During that process, Twinsburg started thinking about the costs involved with the jail in general. It never had been separated from the police department’s budget, so it took some analyzing, but once labor, meals, supplies and other costs were calculated, it became clear the city was spending $152,000 a year.

Solon offered to handle the prisoners for far less.

Noga said it also frees officers to spend more time on the street. Where arresting officers previously spent up to two hours booking a prisoner, now they can drive to Solon — about 10 minutes from the police station — and leave most of the processing to personnel there.

“That officer can be back on the road in five minutes patrolling again,” Noga said.

There are three part-time officers who will see their hours reduced as a result of the change. They will still be needed for other duties, such as taking evidence to the Bureau of Criminal Investigation in Richfield or running errands to the courthouse.

Noga said the three affected personnel all have jobs elsewhere and “they never covered all the hours I budgeted for them anyhow.”

Twinsburg has contracts with Reminderville and Sagamore Hills to hold prisoners they pick up on bench warrants for Stow Municipal Court. Those communities will be notified to make other arrangements.
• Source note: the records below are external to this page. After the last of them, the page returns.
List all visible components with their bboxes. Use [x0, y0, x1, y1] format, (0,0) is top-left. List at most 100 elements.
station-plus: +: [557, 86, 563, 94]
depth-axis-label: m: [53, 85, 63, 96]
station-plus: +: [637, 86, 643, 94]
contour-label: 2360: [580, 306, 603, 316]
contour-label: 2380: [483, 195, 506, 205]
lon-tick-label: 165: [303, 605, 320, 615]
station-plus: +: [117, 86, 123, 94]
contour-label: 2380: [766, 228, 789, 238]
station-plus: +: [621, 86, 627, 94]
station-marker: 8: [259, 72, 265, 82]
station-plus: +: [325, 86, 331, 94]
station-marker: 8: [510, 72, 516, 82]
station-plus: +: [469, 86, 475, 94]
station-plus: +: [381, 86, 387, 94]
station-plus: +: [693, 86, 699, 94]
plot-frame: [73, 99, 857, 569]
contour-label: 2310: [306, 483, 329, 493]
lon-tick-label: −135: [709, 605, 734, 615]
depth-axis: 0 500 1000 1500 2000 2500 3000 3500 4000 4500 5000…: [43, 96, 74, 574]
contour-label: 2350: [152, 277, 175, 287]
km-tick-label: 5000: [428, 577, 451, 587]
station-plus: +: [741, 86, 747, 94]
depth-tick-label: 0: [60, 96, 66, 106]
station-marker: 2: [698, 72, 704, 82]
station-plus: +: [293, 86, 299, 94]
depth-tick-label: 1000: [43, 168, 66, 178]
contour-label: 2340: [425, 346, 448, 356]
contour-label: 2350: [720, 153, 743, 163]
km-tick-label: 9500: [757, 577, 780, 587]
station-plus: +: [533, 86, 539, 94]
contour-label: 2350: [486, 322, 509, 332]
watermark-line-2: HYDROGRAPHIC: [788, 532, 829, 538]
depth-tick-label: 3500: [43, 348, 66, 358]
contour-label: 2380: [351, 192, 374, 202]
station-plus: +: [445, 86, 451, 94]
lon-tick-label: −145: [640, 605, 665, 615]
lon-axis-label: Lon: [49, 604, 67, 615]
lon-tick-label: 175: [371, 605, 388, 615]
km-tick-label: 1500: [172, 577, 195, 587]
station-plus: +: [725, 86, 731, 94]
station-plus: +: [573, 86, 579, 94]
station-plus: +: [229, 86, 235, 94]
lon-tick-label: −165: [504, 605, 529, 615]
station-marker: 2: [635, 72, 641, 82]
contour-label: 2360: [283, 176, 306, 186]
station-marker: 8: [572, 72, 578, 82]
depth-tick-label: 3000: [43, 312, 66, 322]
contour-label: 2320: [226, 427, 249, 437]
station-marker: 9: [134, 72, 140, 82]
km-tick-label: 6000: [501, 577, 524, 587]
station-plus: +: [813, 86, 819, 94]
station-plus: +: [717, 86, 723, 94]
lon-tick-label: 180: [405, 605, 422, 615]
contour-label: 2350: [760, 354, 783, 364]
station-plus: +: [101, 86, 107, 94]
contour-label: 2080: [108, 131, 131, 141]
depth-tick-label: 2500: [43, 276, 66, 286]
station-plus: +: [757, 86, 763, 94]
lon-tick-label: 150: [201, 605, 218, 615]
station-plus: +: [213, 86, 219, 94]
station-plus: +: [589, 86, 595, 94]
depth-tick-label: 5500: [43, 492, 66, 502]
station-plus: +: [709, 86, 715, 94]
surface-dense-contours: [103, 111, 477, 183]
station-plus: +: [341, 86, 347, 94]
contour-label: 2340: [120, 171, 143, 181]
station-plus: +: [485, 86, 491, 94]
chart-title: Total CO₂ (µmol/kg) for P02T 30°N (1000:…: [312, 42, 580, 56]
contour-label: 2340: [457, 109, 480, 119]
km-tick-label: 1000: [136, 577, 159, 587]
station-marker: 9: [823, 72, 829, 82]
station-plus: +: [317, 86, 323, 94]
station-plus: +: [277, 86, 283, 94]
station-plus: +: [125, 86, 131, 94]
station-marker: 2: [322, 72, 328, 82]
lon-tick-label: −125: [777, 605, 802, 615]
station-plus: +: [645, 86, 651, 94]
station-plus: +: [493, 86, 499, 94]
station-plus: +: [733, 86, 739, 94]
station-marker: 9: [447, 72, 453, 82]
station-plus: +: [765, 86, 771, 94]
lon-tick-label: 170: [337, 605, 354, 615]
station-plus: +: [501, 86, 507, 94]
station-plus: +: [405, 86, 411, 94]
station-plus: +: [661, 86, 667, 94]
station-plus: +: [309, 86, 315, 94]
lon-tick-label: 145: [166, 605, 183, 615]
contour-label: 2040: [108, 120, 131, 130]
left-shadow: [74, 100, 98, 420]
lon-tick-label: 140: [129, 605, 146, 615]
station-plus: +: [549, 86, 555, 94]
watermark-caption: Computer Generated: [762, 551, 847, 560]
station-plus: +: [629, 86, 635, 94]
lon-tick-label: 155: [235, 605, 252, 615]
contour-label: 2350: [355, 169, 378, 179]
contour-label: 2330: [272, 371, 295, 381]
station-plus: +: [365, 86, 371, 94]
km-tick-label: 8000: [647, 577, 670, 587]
Noga guessed that Twinsburg books maybe eight prisoners a year for Reminderville, and only two prisoners for Sagamore Hills over the past three years.

The Twinsburg jail, which opened when the police building was constructed in 1979, probably will continue to be used as a holding cell for motorists picked up on DUI charges. In many of those cases, the person is held only until he or she can be released to a sober driver.

Noga said he sat down with administrators at the municipal court to discuss the city’s plans in October.

“The nice thing is the judges were limited in their sentencing to 12 days, but now if they want to ship someone away for 60 days” the Solon jail can handle it, he said.